6/6 This Is Not a Film
This Is Not a Film has become notorious because it was the movie Jafar Panahi smuggled out of Iran inside a cake. He made the movie while under house arrest and had a formal ban from making movies, defying the circumstances of his situation to make art. His method in this film is an iPhone, almost using a vlog-style format to show his day-to-day life while under house arrest. He meets with family members whenever they come to visit, and his lawyers make an appearance to discuss the circumstances of his situation with the Iranian government.
5/6 Certified Copy
Towards the end of his life, celebrated Iranian filmmaker Abbas Kiarostami moved to France and began to create movies that were not in his native language. Certified Copy was one of those films. Juliette Binoche stars as a Frenchwoman living in Italy with her son, and one day, one of her favorite writers, who is British, comes to give a talk about one of his books. Despite having a strained relationship with her son, she meets the writer at a coffee shop, sending them both down an interesting path that makes a dramatic twist in the middle half of the movie.
4/6 A Separation
Asghar Farhadi took home the Academy Award for Best International Feature in 2012 for A Separation, making it the first Iranian movie to do just that. It also won the Golden Bear at the Berlin Film Festival. A Separation is a perfect example of Farhadi’s subject matter and style of filmmaking. In the movie, a middle-class family in Tehran finds itself splintering after the mother files for divorce from her husband. This then creates the perfect storm of conflicts, putting their young daughter in the middle of what’s to come.
3/6 Taxi
Panahi released Taxi in 2015, taking home the Golden Bear at the Berlin Film Festival that year. He stars in the leading role in the film, where he drives a taxi around the neighborhoods of Tehran while pretending to be a driver. The movie is structured like a documentary, albeit with a major fictional twist, as the characters who then get into the taxi come from all walks of life and perspectives. Some old women believe in superstitions, conservative people, and those injured and believed to be dying. He made this movie despite his filmmaking ban still being in place.
2/6 The Salesman
Farhadi took home a second Academy Award for The Salesman, which came out in 2016. The title of the film is borrowed from the Arthur Miller play Death of a Salesman, except this film, consists of theater actors putting on a local production of the play in Iran. It focuses on one couple, portrayed by Taraneh Alidoosti and Shahab Hosseini, who move into a new flat. The prior tenant left behind her belongings, and one-night Alidoosti’s character is attacked and assaulted while in the shower. Now traumatized, her husband and she must learn to move on from this incident while putting on the theatrical production.

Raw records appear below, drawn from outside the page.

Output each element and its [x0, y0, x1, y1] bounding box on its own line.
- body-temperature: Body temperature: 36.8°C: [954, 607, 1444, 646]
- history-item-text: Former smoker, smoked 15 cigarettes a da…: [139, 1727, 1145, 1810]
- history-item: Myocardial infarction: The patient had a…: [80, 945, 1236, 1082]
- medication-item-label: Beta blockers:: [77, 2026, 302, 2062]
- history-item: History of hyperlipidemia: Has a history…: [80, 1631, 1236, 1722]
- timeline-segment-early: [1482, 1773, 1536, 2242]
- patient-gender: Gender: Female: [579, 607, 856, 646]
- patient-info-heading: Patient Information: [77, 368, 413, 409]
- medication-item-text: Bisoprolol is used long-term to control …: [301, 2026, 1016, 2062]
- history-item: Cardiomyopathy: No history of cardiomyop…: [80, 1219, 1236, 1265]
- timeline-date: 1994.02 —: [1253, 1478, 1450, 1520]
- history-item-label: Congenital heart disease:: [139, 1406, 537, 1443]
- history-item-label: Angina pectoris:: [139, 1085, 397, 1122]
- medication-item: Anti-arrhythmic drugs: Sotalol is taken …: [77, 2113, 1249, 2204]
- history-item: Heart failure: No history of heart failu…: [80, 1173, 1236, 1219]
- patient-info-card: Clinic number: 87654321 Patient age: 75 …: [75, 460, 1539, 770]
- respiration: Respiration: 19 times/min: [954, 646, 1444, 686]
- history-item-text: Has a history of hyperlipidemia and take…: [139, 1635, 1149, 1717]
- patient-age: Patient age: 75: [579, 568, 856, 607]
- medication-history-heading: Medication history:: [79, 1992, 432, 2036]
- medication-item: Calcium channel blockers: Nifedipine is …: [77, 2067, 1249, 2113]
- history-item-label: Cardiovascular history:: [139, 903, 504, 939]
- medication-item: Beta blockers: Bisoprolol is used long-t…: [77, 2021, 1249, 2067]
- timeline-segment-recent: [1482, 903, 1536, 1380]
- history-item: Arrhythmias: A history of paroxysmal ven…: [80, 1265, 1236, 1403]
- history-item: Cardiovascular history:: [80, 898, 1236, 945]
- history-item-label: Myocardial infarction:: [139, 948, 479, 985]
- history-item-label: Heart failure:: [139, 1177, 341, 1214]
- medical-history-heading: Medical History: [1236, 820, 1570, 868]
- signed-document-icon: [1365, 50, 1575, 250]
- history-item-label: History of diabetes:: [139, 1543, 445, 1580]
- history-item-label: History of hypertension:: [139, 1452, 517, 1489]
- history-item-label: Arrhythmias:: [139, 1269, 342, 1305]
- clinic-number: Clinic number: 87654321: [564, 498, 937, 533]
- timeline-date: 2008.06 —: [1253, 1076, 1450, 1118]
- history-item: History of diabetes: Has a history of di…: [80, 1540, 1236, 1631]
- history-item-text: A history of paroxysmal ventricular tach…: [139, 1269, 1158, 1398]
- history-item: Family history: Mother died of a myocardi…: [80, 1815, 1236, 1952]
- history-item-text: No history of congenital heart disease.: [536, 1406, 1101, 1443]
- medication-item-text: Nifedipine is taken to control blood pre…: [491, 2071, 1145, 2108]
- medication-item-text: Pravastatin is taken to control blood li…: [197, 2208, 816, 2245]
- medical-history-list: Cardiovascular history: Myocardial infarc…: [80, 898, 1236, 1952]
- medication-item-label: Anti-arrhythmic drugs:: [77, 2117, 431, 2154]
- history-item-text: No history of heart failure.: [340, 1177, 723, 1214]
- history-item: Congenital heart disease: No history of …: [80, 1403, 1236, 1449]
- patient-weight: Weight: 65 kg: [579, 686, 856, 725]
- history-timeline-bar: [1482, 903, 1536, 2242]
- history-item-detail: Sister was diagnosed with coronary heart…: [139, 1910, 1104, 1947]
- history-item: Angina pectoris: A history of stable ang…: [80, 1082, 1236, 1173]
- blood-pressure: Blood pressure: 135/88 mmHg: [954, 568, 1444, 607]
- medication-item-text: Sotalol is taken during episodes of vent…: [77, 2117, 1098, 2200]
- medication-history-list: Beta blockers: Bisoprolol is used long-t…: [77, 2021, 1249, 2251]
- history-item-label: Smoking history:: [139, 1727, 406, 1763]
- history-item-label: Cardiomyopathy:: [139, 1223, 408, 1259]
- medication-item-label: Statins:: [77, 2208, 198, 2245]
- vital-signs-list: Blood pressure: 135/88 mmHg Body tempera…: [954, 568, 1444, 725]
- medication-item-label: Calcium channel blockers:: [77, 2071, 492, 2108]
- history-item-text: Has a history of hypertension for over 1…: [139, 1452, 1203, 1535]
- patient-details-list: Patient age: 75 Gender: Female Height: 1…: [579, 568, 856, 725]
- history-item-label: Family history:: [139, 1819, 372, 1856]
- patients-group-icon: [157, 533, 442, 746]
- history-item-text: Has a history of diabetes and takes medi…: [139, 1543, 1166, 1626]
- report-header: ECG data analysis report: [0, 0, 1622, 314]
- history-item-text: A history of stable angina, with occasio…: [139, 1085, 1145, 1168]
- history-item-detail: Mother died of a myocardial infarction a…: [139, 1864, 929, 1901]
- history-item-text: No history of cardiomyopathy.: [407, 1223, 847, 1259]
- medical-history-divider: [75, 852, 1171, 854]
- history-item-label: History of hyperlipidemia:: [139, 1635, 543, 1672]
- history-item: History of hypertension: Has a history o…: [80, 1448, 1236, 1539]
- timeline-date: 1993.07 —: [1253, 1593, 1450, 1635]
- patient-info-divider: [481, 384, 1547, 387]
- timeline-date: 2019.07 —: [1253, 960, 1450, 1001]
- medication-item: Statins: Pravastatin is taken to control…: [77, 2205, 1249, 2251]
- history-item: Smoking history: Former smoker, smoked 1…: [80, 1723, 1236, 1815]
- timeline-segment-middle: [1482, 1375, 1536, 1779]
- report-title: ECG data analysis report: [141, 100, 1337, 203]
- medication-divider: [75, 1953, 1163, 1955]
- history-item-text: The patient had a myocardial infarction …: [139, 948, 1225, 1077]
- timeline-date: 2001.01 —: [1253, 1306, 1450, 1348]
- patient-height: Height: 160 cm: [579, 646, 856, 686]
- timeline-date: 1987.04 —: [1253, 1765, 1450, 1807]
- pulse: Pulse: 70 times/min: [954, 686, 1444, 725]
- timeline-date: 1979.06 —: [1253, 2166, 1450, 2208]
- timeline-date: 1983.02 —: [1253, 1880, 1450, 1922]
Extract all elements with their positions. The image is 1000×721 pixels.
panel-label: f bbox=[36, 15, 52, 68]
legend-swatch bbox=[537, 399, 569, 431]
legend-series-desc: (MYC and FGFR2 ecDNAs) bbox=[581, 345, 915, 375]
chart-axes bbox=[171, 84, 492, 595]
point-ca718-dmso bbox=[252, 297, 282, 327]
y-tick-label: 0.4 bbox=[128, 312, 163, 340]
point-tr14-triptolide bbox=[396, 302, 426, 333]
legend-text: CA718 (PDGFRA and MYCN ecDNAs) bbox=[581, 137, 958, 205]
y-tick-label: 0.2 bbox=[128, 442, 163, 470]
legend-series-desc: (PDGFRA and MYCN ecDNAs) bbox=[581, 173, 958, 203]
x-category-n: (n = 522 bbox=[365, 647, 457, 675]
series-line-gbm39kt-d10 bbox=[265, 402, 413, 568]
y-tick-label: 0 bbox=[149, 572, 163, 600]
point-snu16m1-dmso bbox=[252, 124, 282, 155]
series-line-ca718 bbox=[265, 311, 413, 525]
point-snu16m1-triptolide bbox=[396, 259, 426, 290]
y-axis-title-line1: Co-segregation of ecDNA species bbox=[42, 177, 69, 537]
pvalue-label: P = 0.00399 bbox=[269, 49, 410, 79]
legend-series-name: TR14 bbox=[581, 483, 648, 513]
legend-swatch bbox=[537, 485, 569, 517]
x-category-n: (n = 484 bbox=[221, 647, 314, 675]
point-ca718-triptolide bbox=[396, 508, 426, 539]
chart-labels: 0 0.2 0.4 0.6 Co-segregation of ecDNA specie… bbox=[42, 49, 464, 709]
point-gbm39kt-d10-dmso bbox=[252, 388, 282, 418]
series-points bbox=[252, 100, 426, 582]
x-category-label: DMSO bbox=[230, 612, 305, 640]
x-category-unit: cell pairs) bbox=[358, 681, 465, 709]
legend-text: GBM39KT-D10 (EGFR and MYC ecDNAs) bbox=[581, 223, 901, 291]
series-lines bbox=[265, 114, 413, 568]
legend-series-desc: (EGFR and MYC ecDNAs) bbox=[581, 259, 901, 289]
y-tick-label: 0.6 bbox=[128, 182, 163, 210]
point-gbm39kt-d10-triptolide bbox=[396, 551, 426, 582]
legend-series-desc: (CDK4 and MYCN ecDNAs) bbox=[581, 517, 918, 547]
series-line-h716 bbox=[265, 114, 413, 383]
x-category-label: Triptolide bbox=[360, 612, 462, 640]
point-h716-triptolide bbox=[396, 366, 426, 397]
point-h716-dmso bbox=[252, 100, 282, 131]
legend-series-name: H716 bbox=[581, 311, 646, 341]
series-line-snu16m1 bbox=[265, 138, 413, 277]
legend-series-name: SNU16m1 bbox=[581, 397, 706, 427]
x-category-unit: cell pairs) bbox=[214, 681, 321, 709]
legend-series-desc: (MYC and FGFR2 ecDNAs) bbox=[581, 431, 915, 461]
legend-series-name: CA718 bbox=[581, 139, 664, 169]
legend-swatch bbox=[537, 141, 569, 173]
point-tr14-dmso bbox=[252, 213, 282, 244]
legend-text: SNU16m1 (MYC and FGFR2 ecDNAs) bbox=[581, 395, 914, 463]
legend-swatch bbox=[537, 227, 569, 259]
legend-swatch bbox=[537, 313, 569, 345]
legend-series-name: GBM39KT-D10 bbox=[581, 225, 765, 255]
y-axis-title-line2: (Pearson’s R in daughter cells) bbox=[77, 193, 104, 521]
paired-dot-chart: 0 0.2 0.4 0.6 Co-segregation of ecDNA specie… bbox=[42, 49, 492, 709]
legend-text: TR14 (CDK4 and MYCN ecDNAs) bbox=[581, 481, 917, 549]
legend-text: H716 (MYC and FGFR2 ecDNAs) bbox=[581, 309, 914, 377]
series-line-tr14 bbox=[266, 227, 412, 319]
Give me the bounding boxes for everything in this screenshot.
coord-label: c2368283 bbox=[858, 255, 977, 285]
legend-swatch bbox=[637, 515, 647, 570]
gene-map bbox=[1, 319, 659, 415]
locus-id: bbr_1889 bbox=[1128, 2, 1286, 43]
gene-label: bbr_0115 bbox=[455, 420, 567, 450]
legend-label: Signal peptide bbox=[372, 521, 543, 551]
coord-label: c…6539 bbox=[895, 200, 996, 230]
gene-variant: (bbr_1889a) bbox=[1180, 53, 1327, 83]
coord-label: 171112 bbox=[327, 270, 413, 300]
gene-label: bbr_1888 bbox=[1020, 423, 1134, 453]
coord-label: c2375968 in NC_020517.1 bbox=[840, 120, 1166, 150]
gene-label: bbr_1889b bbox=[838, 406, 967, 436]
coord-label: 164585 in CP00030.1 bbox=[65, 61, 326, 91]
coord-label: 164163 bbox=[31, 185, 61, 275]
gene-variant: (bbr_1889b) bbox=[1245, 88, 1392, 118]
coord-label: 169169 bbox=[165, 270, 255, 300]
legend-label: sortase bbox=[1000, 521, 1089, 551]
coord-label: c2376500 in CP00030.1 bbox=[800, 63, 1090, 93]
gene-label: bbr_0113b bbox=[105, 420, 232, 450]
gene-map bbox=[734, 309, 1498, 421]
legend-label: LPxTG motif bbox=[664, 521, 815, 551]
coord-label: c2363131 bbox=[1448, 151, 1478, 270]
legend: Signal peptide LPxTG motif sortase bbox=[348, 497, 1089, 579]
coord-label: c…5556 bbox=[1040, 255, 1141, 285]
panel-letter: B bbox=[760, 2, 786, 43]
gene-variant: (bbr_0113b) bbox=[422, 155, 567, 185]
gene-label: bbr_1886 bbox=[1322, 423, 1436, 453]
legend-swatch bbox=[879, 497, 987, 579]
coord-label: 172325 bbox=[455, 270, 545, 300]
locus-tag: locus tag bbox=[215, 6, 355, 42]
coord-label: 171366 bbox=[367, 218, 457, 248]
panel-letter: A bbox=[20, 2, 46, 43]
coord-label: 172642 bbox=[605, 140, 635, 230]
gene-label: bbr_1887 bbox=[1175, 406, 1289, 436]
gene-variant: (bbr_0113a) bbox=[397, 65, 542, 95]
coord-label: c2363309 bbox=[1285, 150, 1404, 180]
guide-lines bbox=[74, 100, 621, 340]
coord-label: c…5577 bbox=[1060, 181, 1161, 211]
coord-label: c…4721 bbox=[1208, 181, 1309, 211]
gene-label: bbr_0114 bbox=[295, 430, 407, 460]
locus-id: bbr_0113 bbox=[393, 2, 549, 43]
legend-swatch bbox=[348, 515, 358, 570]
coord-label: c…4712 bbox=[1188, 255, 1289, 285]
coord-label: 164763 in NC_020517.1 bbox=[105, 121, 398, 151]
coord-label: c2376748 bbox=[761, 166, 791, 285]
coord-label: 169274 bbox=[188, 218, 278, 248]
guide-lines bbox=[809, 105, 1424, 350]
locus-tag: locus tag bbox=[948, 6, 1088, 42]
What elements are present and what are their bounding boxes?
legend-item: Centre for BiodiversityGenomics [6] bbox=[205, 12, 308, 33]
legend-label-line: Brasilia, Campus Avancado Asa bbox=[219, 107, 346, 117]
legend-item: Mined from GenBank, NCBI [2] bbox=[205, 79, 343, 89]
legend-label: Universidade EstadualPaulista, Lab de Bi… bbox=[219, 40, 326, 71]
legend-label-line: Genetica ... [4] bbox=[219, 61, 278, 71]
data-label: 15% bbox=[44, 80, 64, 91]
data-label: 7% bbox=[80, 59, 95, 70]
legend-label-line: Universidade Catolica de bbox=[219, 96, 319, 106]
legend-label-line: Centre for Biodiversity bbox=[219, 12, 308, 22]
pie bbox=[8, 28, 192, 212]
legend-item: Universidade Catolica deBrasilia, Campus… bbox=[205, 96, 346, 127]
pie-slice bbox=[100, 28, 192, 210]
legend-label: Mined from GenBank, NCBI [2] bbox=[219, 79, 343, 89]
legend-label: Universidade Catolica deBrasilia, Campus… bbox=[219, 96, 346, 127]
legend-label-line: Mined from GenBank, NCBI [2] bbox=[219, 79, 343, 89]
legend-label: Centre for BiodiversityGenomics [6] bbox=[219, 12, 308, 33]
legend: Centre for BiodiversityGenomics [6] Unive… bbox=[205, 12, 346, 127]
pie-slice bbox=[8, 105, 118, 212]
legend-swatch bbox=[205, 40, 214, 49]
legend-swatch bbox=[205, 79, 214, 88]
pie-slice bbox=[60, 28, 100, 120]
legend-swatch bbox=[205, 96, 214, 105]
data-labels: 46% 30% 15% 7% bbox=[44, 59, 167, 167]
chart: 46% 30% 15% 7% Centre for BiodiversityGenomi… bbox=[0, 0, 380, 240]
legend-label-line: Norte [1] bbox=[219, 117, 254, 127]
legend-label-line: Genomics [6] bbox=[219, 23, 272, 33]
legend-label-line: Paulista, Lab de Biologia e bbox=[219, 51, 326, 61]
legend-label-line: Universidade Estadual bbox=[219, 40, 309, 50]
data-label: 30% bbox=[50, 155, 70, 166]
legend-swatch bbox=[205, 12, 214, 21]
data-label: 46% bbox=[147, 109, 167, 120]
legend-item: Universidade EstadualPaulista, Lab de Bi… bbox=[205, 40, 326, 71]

1/6 A Girl Walks Home Alone at Night
Ana Lily Amirpour’s A Girl Walks Home Alone at Night was not made in Iran — it’s in Farsi, but is an American production. Partially financed through crowdfunding, this Western horror shows its face early: a woman in a chador lurks at night, but she is a vampire willing to show her fangs. A young man named Arash finds himself mixed up in the wrong crowd, despite trying to provide honesty for his addicted father, and crosses paths with the woman. Thus begins a dangerous dance that’s enticing and compelling throughout the movie.